Every time I go home, it’s amazing to see how consistent my dogs’ tails wag in excitement – it makes me feel special and loved. I mean, it’s not every day that someone is actually excitedly waiting for you to come home!
But those tail-wagging only last for about five to 10 minutes, the next is just some puppy eyes and mouth drooling over a dinner I’m planning to eat.
So it makes me wonder whether my dogs are actually excited to see me, or are they just excited because their human will now give them treats? I mean, do they stay for me or are they just here for the unlimited food?
I got into a little digging and led me to a very scientific outlook of why our animal companions tend to follow us everywhere – with or without food.
“When dogs follow their owners, there can be several scientific explanations, depending on the dog and the individual situation,” Mary Burch, PhD, a certified Applied Animal Behaviorist and the Canine Good Citizen of the American Kennel Club.
First, our animal companions might be staying with us because they recognize us as a parent. This is called “imprinting,” according to ethologist Konrad Lorenz.

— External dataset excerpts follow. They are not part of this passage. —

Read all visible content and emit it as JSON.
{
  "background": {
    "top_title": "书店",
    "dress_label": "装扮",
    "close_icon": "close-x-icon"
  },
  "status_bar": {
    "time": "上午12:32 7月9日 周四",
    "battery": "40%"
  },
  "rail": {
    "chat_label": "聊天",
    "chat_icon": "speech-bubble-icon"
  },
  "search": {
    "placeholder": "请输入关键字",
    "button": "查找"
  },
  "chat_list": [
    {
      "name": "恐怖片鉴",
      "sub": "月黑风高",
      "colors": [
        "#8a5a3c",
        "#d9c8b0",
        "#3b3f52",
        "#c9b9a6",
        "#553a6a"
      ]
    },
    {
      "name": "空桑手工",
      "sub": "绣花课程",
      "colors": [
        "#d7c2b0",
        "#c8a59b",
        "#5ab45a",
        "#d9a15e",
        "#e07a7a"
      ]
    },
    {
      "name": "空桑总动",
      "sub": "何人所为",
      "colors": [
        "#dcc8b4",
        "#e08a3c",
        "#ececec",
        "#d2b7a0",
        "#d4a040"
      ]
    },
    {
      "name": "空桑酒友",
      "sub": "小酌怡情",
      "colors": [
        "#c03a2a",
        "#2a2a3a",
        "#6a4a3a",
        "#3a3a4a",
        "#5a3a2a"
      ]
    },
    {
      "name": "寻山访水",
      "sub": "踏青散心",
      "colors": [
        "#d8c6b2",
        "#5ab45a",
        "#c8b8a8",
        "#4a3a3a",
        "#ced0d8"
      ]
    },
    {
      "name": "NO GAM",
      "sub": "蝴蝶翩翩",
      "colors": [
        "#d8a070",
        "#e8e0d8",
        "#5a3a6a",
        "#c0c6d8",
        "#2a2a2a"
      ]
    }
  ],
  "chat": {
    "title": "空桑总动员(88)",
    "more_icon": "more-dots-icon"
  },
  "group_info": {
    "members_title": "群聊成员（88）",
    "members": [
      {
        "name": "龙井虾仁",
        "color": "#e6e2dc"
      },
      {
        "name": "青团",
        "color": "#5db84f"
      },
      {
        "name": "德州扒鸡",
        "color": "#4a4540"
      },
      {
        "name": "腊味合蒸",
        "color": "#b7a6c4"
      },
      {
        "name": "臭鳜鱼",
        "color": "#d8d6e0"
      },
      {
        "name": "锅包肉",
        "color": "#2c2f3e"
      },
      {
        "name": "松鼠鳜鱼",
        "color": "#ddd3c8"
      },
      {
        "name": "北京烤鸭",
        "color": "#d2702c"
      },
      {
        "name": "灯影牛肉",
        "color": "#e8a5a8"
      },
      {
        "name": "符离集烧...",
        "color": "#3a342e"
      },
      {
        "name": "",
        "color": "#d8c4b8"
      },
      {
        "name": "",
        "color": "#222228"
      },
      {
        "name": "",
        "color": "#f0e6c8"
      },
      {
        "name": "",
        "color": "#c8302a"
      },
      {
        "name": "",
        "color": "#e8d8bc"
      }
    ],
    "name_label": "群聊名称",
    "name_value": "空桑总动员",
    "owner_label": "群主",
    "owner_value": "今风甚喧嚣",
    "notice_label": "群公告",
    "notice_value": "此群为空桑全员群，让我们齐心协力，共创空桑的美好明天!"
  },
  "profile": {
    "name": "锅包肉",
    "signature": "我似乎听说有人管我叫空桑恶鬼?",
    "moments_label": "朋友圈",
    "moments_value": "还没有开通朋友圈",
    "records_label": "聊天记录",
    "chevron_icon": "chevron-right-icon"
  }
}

“Puppies can imprint on people, as well,” Burch said. “The imprinting period for puppies is between three and 12 weeks old.”
Meanwhile, it is also common for dogs and cats to stay with their hoomans and follow them everywhere because of “reinforcement.” Burch explains that when domesticated animals learn about the good things, such as food and fun activities coming from their human companion, they would be happy to stay and follow that human.
Breed traits are also to blame. Different breeds have personalities fit for every human. There are some who likes to spend the day frolicking with their best friends, while some would choose less attention from their owners.
And, perhaps the most obvious reason, dogs simply love being around their human buddies.
“Over the process of domestication, natural selection has shaped dogs to become companions for humans,” Laurie Santos PhD, a professor of psychology and director of the Canine Cognition Center at Yale University, explained. “Domesticated dogs are now ‘bonded’ with humans in some of the same ways as human children. In this sense, our bond with dogs is one that has evolved over the course of domestications.”